Description of problem:
I normally do not reboot my always-on rawhide system very often, unless I'm
building my own testing mm kernels. This has not been the case for quite a
while. Recently, however, following the death of the home set-top dvd player,
and a rainy winter day, I remembered my old gaming windows partition and
rebooted on it (also changed the system gfx card).
Getting back into linux however proved a challenge. The system would oops on
every recent rawhide kernel 9 times out of 10. Strangely enough my old mm kernel
with the associated old initrd would always boot.
I've now captured a partial oops on a picture (very difficult it scrolls out of
the screen fast). I hope it's sufficient to point investigations in some
directions. I don't know if it's a new bug or something triggered by recent
unrelated rawhide changes. The problems always occurs at udev start time, then
the system quickly gets stuck, and need a reset.
Version-Release number of selected component (if applicable):
Couldn't find a recent fedora kernel without the problem
Almost always, from cold or hot boot, sometimes the boot sequence succeeds but I
haven't found a reliable way to boot so far. The old mm kernel always boots fine
Steps to Reproduce:
Created attachment 301898 [details]
The best screen capture I could produce so far. It's blurry because the screen
is scrolling and the camera captured some remanence
Created attachment 301899 [details]
The same kernel booted successfully the next iteration.
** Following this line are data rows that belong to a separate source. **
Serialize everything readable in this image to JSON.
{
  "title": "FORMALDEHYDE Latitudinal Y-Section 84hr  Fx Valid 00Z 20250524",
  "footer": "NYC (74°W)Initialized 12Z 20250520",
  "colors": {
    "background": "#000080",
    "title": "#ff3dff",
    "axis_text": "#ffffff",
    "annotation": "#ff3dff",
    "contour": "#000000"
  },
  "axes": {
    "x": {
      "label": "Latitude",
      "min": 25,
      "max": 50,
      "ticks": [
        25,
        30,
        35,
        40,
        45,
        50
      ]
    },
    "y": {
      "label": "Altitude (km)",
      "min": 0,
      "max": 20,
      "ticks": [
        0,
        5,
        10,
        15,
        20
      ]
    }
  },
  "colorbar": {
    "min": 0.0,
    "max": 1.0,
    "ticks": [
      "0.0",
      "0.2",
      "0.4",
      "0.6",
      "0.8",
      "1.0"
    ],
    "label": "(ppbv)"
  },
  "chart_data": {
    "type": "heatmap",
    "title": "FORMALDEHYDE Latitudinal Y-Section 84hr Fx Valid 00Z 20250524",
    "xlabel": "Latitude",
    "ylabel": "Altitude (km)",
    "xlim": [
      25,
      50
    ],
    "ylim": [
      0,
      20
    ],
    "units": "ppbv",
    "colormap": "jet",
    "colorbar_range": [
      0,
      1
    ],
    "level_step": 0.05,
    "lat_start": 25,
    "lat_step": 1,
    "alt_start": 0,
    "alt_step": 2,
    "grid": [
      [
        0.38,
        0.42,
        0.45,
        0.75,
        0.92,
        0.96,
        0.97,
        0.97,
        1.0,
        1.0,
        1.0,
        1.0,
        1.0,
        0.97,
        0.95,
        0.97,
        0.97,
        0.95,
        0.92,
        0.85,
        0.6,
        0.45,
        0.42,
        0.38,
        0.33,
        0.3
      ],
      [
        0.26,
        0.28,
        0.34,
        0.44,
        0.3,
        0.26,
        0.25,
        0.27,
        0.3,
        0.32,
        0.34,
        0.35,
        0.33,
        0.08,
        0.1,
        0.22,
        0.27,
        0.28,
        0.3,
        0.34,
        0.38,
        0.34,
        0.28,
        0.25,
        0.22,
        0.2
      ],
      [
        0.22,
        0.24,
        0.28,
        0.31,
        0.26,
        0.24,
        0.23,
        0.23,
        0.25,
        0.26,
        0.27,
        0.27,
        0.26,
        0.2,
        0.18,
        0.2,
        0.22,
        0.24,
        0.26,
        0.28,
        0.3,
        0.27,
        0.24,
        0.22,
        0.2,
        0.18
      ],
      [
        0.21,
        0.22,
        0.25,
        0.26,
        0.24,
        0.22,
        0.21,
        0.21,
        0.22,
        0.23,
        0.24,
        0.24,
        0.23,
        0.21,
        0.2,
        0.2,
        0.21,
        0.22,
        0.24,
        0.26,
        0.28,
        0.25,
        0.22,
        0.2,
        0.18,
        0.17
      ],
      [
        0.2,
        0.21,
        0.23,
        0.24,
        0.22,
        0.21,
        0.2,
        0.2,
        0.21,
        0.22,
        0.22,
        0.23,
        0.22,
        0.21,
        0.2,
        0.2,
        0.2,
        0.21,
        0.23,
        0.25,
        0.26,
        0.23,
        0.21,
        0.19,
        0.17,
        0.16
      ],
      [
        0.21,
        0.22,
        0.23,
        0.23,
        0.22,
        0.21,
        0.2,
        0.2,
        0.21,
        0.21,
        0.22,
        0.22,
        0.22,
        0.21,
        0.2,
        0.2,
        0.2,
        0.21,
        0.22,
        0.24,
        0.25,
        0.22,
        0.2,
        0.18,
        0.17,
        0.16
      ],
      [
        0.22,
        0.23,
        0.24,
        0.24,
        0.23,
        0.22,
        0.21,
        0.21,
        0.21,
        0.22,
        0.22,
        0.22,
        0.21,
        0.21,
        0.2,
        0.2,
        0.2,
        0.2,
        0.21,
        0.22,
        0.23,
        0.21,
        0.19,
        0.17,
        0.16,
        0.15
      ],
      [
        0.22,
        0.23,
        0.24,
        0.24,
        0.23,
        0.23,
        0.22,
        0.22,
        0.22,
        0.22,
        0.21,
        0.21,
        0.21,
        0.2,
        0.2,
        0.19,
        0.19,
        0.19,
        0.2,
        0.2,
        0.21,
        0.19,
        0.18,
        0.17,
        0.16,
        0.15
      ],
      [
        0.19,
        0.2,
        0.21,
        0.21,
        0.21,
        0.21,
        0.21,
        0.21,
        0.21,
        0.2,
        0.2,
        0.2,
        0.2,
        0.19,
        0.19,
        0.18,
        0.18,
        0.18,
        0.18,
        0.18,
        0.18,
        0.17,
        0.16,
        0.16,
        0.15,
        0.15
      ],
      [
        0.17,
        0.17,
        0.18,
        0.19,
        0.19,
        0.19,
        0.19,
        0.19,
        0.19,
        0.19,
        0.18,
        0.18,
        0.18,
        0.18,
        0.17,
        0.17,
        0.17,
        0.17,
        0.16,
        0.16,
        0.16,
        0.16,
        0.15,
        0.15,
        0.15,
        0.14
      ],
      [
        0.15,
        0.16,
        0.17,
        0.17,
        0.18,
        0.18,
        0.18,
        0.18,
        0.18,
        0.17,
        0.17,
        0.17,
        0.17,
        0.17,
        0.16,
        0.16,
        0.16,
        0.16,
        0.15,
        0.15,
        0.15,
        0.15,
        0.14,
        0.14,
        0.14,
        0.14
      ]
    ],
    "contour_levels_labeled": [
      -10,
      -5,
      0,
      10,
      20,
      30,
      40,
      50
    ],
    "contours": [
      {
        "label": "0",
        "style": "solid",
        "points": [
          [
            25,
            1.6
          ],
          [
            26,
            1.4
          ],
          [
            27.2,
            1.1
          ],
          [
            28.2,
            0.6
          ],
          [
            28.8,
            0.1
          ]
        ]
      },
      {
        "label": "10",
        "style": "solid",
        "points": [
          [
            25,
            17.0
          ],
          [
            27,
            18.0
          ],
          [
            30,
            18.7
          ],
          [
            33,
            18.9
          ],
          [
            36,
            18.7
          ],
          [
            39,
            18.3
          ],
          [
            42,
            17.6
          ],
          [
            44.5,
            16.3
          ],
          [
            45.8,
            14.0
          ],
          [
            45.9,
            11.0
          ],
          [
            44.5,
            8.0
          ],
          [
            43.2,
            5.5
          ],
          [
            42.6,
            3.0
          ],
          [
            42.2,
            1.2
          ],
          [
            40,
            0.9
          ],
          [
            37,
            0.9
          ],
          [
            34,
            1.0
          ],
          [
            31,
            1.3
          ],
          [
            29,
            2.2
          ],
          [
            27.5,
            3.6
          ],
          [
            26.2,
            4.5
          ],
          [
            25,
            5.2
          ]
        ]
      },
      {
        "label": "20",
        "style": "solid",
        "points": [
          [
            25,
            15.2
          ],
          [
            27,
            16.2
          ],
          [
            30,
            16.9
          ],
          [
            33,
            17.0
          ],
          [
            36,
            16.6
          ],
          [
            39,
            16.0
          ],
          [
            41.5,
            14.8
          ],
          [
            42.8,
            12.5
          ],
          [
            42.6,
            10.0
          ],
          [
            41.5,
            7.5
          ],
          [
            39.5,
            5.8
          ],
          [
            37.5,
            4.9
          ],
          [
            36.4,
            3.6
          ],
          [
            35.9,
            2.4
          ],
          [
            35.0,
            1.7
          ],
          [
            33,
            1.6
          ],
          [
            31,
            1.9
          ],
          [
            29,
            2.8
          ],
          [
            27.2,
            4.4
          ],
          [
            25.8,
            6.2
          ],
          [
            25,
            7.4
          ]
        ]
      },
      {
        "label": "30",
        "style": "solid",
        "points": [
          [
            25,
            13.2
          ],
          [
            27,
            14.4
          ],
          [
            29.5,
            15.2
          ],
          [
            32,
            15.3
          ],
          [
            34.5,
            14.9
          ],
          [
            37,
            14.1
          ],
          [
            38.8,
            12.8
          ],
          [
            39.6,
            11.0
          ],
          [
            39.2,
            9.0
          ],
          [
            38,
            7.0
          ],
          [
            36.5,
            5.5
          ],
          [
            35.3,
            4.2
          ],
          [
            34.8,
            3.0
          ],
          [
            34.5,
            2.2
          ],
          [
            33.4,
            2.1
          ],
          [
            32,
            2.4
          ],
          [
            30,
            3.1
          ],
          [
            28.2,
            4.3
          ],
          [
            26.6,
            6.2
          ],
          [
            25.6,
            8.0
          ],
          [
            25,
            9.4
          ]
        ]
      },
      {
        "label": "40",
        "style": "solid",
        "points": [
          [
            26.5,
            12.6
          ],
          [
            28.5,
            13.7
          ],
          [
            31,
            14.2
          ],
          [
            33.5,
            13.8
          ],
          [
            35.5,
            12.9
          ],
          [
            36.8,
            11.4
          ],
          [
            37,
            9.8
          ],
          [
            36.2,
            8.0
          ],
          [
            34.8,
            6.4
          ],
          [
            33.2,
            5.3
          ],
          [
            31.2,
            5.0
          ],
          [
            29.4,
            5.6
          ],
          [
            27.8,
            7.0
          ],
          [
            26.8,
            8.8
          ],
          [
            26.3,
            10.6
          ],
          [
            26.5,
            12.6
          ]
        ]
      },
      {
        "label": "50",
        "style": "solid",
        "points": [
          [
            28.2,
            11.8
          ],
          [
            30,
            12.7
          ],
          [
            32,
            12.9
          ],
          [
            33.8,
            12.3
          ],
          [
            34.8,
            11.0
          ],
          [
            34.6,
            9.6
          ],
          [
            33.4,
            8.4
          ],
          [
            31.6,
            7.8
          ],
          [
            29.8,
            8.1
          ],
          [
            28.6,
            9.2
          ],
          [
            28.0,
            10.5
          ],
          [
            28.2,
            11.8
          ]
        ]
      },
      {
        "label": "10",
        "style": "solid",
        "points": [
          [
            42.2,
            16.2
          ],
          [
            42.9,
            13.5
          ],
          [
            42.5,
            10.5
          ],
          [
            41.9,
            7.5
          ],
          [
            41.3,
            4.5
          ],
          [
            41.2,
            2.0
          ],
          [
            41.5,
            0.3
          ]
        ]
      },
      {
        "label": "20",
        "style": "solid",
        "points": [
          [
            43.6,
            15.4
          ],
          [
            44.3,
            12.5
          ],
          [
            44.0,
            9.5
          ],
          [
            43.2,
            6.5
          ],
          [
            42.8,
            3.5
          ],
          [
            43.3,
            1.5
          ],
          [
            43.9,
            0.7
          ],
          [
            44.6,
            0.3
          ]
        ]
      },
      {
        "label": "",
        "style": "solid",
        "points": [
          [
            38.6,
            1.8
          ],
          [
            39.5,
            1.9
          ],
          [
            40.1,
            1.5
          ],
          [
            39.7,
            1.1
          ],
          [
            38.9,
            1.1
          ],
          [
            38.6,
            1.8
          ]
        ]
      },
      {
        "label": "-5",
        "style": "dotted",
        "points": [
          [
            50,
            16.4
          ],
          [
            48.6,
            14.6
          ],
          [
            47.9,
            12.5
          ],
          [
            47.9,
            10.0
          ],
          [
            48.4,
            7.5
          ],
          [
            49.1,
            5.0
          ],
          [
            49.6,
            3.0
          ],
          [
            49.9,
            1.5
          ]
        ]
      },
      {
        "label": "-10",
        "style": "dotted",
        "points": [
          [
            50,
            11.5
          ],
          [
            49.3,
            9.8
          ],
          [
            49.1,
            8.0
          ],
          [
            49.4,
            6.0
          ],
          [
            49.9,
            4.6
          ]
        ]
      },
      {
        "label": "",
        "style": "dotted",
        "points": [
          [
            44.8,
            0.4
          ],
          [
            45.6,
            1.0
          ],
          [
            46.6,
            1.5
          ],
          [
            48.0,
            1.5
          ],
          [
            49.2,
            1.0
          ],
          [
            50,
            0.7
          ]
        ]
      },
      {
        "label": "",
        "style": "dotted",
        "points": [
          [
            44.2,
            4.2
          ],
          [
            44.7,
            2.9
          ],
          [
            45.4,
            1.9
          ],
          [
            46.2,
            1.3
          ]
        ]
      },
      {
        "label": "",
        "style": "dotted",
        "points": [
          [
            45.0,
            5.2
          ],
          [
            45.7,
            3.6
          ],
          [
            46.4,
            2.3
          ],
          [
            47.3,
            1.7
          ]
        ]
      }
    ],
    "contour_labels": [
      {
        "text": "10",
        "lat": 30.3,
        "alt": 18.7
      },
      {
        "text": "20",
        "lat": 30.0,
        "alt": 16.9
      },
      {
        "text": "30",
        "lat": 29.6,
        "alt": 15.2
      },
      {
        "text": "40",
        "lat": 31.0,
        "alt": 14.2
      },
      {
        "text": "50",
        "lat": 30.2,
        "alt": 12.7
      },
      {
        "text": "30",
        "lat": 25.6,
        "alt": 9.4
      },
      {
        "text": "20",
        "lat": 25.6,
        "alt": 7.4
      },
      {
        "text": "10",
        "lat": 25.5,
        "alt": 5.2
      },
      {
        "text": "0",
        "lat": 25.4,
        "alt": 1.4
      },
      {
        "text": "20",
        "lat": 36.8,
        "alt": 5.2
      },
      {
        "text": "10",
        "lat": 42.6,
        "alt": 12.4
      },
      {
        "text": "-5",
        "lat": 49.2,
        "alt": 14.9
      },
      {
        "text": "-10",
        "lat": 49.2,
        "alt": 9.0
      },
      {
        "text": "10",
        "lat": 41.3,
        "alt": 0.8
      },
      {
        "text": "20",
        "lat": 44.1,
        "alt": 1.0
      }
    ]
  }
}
Here is the associated
dmesg. Since getting a recent fedora kernel to boot can easily take ~ 1h of
trials I counted myself lucky and stopped the attempts to capture the oops on
Can you use the boot_delay parameter to slow down the scrolling and get a clear
picture of the oops?
Try boot_delay=100 to start with.
Created attachment 302165 [details]
I'm afraid the boot option only results in a blank screen
While I were at it however I retried a picture series and this one is a bit
better I think
That was good enough but too much had scrolled off the screen.
I'm afraid than without a reliable way to slow scrolling I can't do any better.
The previous lines just scroll too fast - they always show up as a lot of
surimposed lines in pictures (much worse than my first shot). The scrolling
slows down a little there that's why I could make the picture
even after trying higher values for boot_delay ?
boot_delay didn't result in a slower boot it resulted in a blank screen and no boot
Did a new run of tests with 2.6.25-1.fc9.x86_64. Turns out
1. Pressing shift+page-up like mad is a somewhat reliable way to avoid the hang
2. It's an "unable to handle null pointer deference" bug, and I managed to get a
somehow blurry but readable picture of the start of the error message
Created attachment 302953 [details]
Blurry but complete screen capture
Created attachment 302996 [details]
Oops complete screen capture
This one should be as complete and clear as it could be
I added my analysis of the failure to the upstream bug -- thank you for filing that.
A fix was posted in upstream's bugzilla. Please integrate it to the Fedora
kernel before F9 release.
Created attachment 304150 [details]
Patch in 2.6.25-13
I confirm 2.6.25-13 fix the issues. I hope it is not restricted to F9 updates.
I'd hate to have a boot crasher in the initial F9 kernel
Thank you for working on it
2.6.25-14 tagged for F9-final